Our August ramble was taken from Coughton to Henley-in-Arden in the most severe weather we have yet experienced. It rained heavily from start to finish but, as always, spirits were not dampened, although one mystery will always remain with the Club. Where did the Secretary disappear to before the start? Only he knows .........
I am pleased to note that attendances per ramble are increasing again - it is also good to see one or two new faces. If anyone is interested in joining I shall be pleased to give them any information they require.
R L Mann
CONTACT: CHRISTMAS 1966
The production of two editions of CONTACT in the closing months of the year closes the door somewhat on the scope of material for this article. November is usually a dormant month for the Club as this is the month when we hold our Annual General Meeting. Unfortunately, however, this year it was postponed at the eleventh hour and will now be held in January. Since our last meeting with the readers, therefore, we have only pursued the delights of the countryside on one occasion. This was an exceptionally fine but cool day in October when our venue was Clent.

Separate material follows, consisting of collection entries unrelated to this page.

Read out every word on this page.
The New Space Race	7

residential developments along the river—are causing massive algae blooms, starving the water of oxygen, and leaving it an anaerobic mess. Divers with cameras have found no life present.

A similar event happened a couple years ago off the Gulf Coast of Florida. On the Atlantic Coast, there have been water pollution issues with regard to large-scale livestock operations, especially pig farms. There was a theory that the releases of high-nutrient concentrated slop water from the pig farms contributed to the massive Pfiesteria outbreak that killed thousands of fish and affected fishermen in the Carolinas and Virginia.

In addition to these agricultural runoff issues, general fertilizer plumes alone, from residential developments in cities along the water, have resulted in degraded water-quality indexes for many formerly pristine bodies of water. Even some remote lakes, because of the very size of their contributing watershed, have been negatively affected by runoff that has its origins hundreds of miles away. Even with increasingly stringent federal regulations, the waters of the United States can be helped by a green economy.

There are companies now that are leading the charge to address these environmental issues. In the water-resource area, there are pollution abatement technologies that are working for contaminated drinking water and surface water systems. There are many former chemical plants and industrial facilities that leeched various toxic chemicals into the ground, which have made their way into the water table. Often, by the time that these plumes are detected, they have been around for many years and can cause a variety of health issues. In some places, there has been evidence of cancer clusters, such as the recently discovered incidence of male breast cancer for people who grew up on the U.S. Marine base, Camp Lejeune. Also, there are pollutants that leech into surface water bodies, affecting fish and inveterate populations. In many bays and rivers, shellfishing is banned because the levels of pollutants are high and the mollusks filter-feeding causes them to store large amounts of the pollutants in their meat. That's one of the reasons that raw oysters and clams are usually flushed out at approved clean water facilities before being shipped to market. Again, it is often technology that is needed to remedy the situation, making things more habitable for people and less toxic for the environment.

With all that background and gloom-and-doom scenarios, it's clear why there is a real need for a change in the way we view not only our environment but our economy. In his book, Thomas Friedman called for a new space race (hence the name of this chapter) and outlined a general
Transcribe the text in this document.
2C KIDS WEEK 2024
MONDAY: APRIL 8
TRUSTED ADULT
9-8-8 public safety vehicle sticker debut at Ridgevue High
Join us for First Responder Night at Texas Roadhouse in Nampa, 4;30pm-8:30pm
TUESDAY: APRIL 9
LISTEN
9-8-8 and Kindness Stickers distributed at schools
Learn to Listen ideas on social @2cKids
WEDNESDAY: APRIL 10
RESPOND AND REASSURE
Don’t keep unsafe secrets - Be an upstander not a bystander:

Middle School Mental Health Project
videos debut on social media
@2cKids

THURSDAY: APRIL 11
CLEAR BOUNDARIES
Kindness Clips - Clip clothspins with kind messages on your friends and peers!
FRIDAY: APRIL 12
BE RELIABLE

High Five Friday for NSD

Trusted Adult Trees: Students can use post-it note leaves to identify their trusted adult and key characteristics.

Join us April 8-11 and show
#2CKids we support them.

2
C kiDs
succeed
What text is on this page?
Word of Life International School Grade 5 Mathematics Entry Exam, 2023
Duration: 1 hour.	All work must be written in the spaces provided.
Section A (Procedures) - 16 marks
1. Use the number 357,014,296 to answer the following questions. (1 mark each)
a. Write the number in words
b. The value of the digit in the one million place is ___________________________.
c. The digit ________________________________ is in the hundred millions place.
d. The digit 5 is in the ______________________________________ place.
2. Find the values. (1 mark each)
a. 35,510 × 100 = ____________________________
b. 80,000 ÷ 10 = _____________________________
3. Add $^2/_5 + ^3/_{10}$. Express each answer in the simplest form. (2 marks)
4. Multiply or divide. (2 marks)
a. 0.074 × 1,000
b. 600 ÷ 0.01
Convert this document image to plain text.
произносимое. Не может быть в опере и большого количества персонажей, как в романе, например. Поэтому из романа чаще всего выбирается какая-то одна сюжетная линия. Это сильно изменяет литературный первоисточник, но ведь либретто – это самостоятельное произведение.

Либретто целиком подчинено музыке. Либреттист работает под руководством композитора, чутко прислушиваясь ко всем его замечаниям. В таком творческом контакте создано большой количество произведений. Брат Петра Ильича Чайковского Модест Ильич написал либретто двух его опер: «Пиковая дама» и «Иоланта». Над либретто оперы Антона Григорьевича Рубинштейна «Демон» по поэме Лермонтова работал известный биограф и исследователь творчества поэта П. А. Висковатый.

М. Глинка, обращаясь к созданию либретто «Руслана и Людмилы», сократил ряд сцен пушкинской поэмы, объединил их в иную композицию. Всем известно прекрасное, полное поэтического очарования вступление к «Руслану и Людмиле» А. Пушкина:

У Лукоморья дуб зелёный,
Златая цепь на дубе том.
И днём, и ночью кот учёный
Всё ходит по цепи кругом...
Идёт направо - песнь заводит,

As always happens, we never go by the direct route; we always seek out the unknown. This time we went by way of Kinver Edge, making our way up the steeper edge of course. The coolness of the air did not deter us from having our picnic lunch on the side of a country lane. After all, the sun was shining, the sky was blue and the ferns were inviting.
Broome was our next haven of rest, for it was here that the less hardy amongst us wanted to brush away the cobwebs on the village seat (by snatching forty-winks). Needless to say, some of us had to scratch our itchy feet. We arrived at Clent just as the shadows of night were descending on the countryside.
At the cosy farmhouse I made short work of my ham and eggs. In fact I was just as quick in polishing off the ham and eggs of some of the members who had lost their appetites. Perhaps the unfamiliarity of the surroundings and the age of its contents put them off. I certainly made hay that night - and the sun was not shining; the cake disappeared in no time at all.
Upon reflection I am happy to say that the Club has had a good year. Membership is increasing and the younger members are showing the same keen enthusiasm as shown by the die-hards. This is greatly admired and it is to be encouraged. Let us hope that an exciting programme in 1967 will keep alive in them the spirit of wanting to get out and about.